Depois de quase uma década sem mudanças profundas, a Hilux passa por sua renovação mais ampla desde 2015. Mesmo mantendo a plataforma IMV e parte da estrutura da cabine, como as portas e os retrovisores, a Toyota reformulou a picape de ponta a ponta, aplicando o mesmo conceito usado recentemente pela Chevrolet na nova S10. A frente ganhou faróis mais estreitos, posicionados junto ao capô, e uma nova grade de traços retos com acabamento interno em colmeia, lembrando o visual do Corolla Cross.
Na traseira, a tampa da caçamba foi redesenhada, e as lanternas passam a ser inéditas, com iluminação de LED nas versões mais caras. As laterais também receberam mudanças sutis, como novo formato dos para-lamas, caçamba redesenhada e rodas de estilo mais moderno.
O interior é outro destaque importante. Inspirado no SUV Land Cruiser, o painel foi totalmente reformulado, com central multimídia flutuante, novo volante multifuncional e painel de instrumentos digital. O console central está mais elevado e os materiais internos prometem mais qualidade, reforçando o foco em conforto e sofisticação.
A versão elétrica da nova Hilux é o grande destaque da linha. Promessa de longa data, o modelo estreia com uma bateria de íons de lítio de 59,2 kWh que alimenta dois motores, um em cada eixo, entregando 20,5 kgfm de torque na dianteira e 26,8 kgfm na traseira. A potência total ainda não foi revelada, mas a picape já demonstra boas capacidades: pode transportar até 715 kg na caçamba e rebocar 1.600 kg. A autonomia, entretanto, de 240 km, é mais pacata.
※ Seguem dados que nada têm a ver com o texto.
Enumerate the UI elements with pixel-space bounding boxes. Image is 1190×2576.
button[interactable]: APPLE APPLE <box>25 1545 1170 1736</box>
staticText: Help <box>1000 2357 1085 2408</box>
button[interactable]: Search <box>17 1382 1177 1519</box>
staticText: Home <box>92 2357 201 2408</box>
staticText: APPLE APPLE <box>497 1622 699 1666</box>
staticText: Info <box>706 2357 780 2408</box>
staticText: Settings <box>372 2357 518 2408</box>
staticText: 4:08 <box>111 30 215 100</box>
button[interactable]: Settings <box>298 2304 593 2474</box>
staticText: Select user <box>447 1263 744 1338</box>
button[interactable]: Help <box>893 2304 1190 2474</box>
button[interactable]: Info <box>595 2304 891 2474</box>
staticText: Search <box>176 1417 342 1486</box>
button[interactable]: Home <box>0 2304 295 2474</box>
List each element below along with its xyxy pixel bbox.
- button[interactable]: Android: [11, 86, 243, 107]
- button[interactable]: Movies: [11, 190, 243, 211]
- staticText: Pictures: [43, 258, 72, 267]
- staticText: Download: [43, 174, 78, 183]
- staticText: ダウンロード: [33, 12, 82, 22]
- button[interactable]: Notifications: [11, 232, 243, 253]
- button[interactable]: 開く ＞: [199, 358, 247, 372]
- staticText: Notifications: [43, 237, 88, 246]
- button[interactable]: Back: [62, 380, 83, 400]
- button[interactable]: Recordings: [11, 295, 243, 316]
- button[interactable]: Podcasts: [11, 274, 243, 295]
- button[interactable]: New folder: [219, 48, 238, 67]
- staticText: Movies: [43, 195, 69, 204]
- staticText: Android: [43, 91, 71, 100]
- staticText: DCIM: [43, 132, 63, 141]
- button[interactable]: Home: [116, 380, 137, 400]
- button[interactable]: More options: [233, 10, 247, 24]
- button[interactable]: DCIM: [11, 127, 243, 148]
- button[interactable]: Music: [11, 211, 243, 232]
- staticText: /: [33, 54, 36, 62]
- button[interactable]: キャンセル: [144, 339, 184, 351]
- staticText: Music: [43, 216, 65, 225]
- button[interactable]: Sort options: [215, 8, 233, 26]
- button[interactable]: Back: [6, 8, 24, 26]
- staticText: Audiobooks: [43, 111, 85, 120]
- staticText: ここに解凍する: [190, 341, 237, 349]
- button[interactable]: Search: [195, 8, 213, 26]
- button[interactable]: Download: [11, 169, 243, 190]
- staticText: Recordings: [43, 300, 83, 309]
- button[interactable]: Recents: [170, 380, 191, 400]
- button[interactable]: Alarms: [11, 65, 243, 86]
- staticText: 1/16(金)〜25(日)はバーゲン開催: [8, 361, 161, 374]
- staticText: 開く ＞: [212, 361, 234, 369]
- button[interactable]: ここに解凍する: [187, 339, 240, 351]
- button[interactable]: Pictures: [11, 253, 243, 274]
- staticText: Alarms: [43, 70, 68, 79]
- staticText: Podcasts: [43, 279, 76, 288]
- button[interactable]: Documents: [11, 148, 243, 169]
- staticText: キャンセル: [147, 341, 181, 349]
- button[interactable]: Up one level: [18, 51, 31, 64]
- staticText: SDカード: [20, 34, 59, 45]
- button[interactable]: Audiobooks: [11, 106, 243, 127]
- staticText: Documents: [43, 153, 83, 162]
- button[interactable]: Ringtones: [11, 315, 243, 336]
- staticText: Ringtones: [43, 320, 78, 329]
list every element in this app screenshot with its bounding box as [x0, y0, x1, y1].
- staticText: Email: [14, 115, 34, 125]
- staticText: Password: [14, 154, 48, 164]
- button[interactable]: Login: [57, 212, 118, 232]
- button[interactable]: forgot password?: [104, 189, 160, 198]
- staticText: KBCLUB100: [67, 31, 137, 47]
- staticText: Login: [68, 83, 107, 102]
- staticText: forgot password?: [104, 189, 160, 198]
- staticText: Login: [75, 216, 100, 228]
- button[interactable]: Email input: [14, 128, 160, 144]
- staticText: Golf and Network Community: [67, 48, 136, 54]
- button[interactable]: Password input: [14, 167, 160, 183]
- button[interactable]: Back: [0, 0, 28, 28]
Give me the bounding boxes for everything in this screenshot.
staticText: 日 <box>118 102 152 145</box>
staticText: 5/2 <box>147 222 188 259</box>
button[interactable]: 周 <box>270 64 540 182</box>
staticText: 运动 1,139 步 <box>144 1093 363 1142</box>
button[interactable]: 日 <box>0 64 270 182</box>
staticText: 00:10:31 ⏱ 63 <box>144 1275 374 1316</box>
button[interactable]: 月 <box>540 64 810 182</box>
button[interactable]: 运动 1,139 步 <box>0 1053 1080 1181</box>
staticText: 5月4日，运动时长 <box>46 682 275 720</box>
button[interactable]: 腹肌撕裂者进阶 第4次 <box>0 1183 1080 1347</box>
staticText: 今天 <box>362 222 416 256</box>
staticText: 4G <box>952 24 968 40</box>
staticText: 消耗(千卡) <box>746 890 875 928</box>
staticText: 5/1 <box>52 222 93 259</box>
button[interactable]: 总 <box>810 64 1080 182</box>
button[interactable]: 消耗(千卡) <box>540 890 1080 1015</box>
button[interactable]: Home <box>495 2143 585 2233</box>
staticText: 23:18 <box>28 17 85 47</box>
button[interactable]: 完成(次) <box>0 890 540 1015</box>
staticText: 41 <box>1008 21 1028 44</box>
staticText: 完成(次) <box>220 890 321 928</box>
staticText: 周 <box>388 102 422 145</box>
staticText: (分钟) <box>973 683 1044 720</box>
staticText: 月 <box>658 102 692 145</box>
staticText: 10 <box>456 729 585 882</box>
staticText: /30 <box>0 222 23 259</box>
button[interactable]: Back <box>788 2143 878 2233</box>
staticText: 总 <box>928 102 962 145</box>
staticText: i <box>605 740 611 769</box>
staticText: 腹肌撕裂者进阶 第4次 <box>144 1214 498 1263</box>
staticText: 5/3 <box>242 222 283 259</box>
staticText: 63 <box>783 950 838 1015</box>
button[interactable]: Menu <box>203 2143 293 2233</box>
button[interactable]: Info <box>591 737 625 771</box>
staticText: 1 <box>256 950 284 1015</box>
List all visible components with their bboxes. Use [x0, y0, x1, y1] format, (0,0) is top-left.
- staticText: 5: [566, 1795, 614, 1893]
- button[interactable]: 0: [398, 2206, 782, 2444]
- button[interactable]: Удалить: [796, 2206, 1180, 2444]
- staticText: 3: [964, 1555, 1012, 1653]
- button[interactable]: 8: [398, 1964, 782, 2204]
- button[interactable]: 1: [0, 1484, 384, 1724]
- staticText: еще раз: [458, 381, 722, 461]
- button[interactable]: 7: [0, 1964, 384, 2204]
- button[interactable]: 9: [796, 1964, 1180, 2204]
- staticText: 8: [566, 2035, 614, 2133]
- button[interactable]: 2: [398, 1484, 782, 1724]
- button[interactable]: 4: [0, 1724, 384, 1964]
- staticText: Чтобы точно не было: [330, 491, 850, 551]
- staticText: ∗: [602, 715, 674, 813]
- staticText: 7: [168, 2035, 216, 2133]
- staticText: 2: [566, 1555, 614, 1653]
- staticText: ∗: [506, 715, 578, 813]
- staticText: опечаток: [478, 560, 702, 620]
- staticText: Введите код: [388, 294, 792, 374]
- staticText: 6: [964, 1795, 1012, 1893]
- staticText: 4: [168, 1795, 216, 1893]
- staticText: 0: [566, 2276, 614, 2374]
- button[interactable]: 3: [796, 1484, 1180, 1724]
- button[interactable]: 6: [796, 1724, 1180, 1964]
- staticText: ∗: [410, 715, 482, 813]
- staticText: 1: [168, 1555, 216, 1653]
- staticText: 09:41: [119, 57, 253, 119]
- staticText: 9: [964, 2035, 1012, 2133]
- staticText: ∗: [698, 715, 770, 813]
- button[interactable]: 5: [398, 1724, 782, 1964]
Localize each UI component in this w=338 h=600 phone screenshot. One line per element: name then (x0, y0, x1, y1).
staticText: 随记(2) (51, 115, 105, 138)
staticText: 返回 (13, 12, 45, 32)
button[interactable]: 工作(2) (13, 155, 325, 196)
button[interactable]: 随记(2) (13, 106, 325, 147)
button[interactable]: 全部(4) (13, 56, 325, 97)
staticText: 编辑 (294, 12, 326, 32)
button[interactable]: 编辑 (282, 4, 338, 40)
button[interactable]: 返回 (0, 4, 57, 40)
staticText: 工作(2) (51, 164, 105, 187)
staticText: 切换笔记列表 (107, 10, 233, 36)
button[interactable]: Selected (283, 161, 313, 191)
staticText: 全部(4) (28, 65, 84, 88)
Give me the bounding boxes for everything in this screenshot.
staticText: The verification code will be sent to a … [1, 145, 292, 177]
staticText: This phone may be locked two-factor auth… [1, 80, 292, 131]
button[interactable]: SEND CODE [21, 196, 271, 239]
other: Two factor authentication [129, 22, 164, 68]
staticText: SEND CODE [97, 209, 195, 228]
A Toyota afirma que o objetivo do novo projeto foi preservar a robustez e a confiabilidade que sempre caracterizaram a Hilux, garantindo desempenho off-road mesmo nas versões eletrificadas. Além da variante elétrica, a marca trabalha em uma versão a célula de hidrogênio, que segue em testes e deverá chegar ao mercado por volta de 2028.

Entre as motorizações já confirmadas, a versão híbrida leve (MHEV) combina o conhecido motor 2.8 turbodiesel de 204 cv com um pequeno motor elétrico de 16 cv e sistema de 48V. O conjunto utiliza bateria de íons de lítio de 0,2 kWh e permite que a picape reboque até 3.500 kg.
A Hilux seguirá oferecendo também opções a combustão em mercados específicos, como o nosso, onde o modelo ainda contará com motores 2.8 turbodiesel de até 204 cv de potência e 50,9 kgfm de torque. Em outros mercados, como o europeu, há ainda uma opção 2.7 turbo a gasolina.
A nova geração ainda não tem data confirmada para o início da fabricação na planta da Toyota em Zárate, na Argentina, de onde a picape é exportada para o Brasil. A expectativa, porém, é que o ciclo produtivo comece em breve. No Brasil, a estreia está prevista para o segundo semestre de 2026, inicialmente nas versões híbrida leve e a combustão. A chegada da variante elétrica, por enquanto, segue em estudo.